Make your “team slide” matter
The team slide is always a hard one for me. It is in every founder presentation for every new opportunity that I get to learn about. It is…
The team slide is always a hard one for me. It is in every founder presentation for every new opportunity that I get to learn about. It is also the slide where I learn the least — both in my pre-read of the materials and in the meeting with founders.
By the time I meet you, I have stalked you and your team on the internet — your history is clear to me and is typically a driver of the decision to request time on your calendar. Until this week, I typically encourage founders to skip the slide and avoid the “biohazard” but the other day I met a founder who didn’t want to skip the slide and I am really glad she didn’t.
Instead of talking about each person on her team and what they had done, she talked about each person on her team, focused on their unique area of strength, how it was critical to the success of her company and then gave a specific example from the person’s past — something NOT obvious from their LinkedIn profile — of this strength in action. It was great and I learned a ton.
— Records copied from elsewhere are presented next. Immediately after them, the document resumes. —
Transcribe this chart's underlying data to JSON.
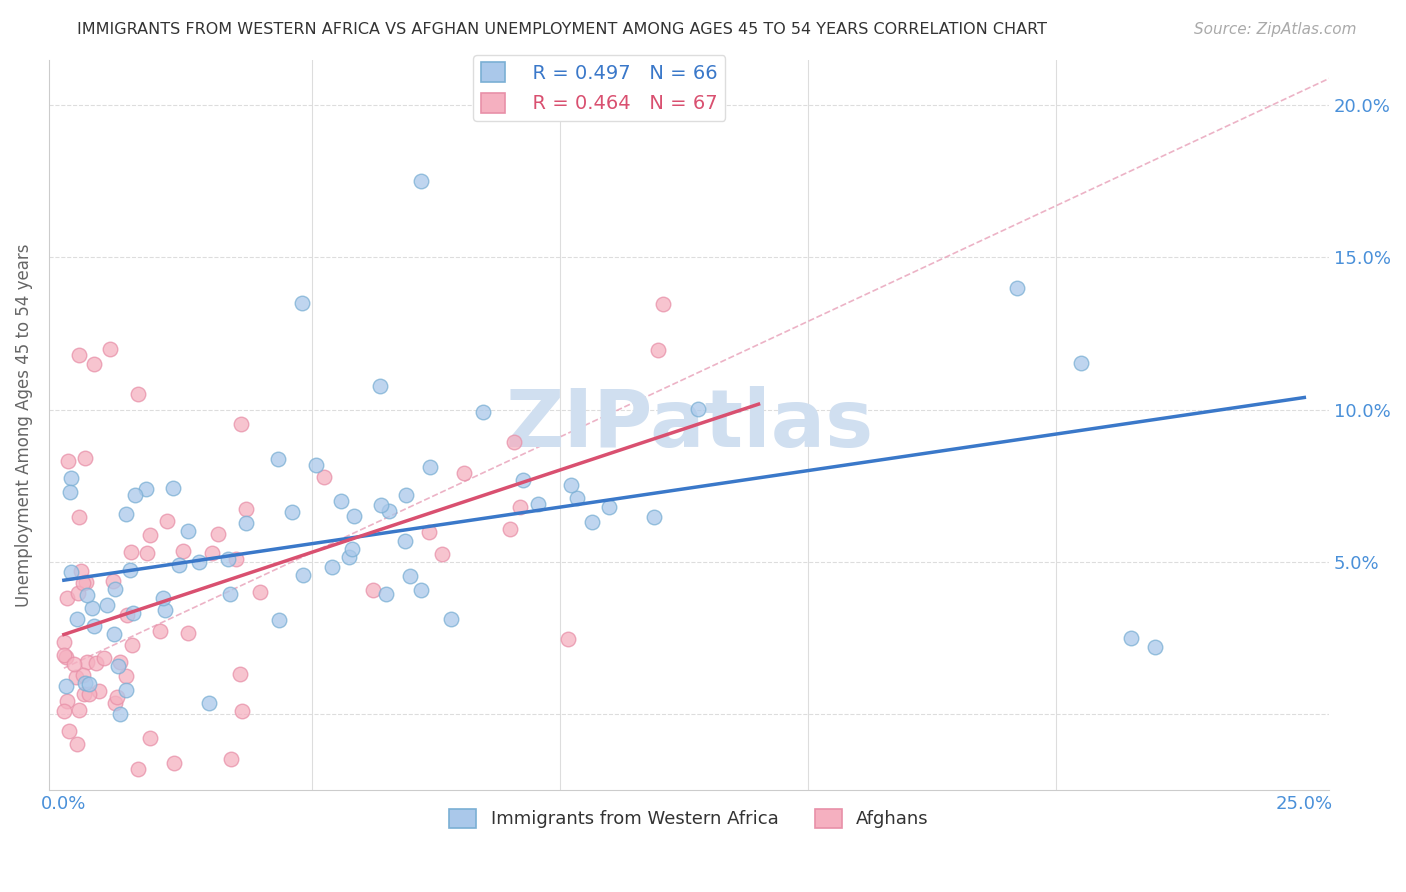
{
  "title": "IMMIGRANTS FROM WESTERN AFRICA VS AFGHAN UNEMPLOYMENT AMONG AGES 45 TO 54 YEARS CORRELATION CHART",
  "source": "Source: ZipAtlas.com",
  "ylabel": "Unemployment Among Ages 45 to 54 years",
  "xlim": [
    -0.003,
    0.255
  ],
  "ylim": [
    -0.025,
    0.215
  ],
  "xticks": [
    0.0,
    0.05,
    0.1,
    0.15,
    0.2,
    0.25
  ],
  "yticks": [
    0.0,
    0.05,
    0.1,
    0.15,
    0.2
  ],
  "xticklabels": [
    "0.0%",
    "",
    "",
    "",
    "",
    "25.0%"
  ],
  "yticklabels_right": [
    "",
    "5.0%",
    "10.0%",
    "15.0%",
    "20.0%"
  ],
  "blue_R": "R = 0.497",
  "blue_N": "N = 66",
  "pink_R": "R = 0.464",
  "pink_N": "N = 67",
  "blue_face_color": "#aac8ea",
  "blue_edge_color": "#7aafd4",
  "pink_face_color": "#f5b0c0",
  "pink_edge_color": "#e890a8",
  "blue_line_color": "#3a78c9",
  "pink_line_color": "#d95070",
  "ref_line_color": "#e0a0b0",
  "watermark_color": "#d0dff0",
  "background_color": "#ffffff"
}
Imagine we started a company together and we’re going to sell shoe laces with inspirational quotes printed on them targeting female runners. You’re the CEO, I am the product and marketing focused co-founder.
As the CEO, you could tell VCs that I have an MBA from a good school, was an early employee at a successful footwear company and that I founded a fitness gaming company. Alternatively, you could assume that the VC already knows the basics (or that they can read the bullets on the slide quickly). Then, you could tell them that my superpower is the ability to understand my target customer and their needs — almost to the point of schizophrenia. You could tell them (in more detail than I include here) about the creation of the AND 1 MixTape and how it evolved from a series of home videos we would watch at lunch to a celebration of hip hop and hoops and evolved into one of the best marketing/branding properties ever. From 16 year old ball players with attitude to stay at home moms looking for a affordable and convenient fitness guidance, my success in niche markets, similar to custom shoe laces for female runners, has come from this understanding of the customer and helped me create brands and products that resonate with the customer at an emotional level — a key to success for this company.
If you approach your team slide this way, you really tell the VC something important about each person you are working with and you also teach them how you thought about assembling the team, the strengths you have brought together and how you all will collaborate to achieve success.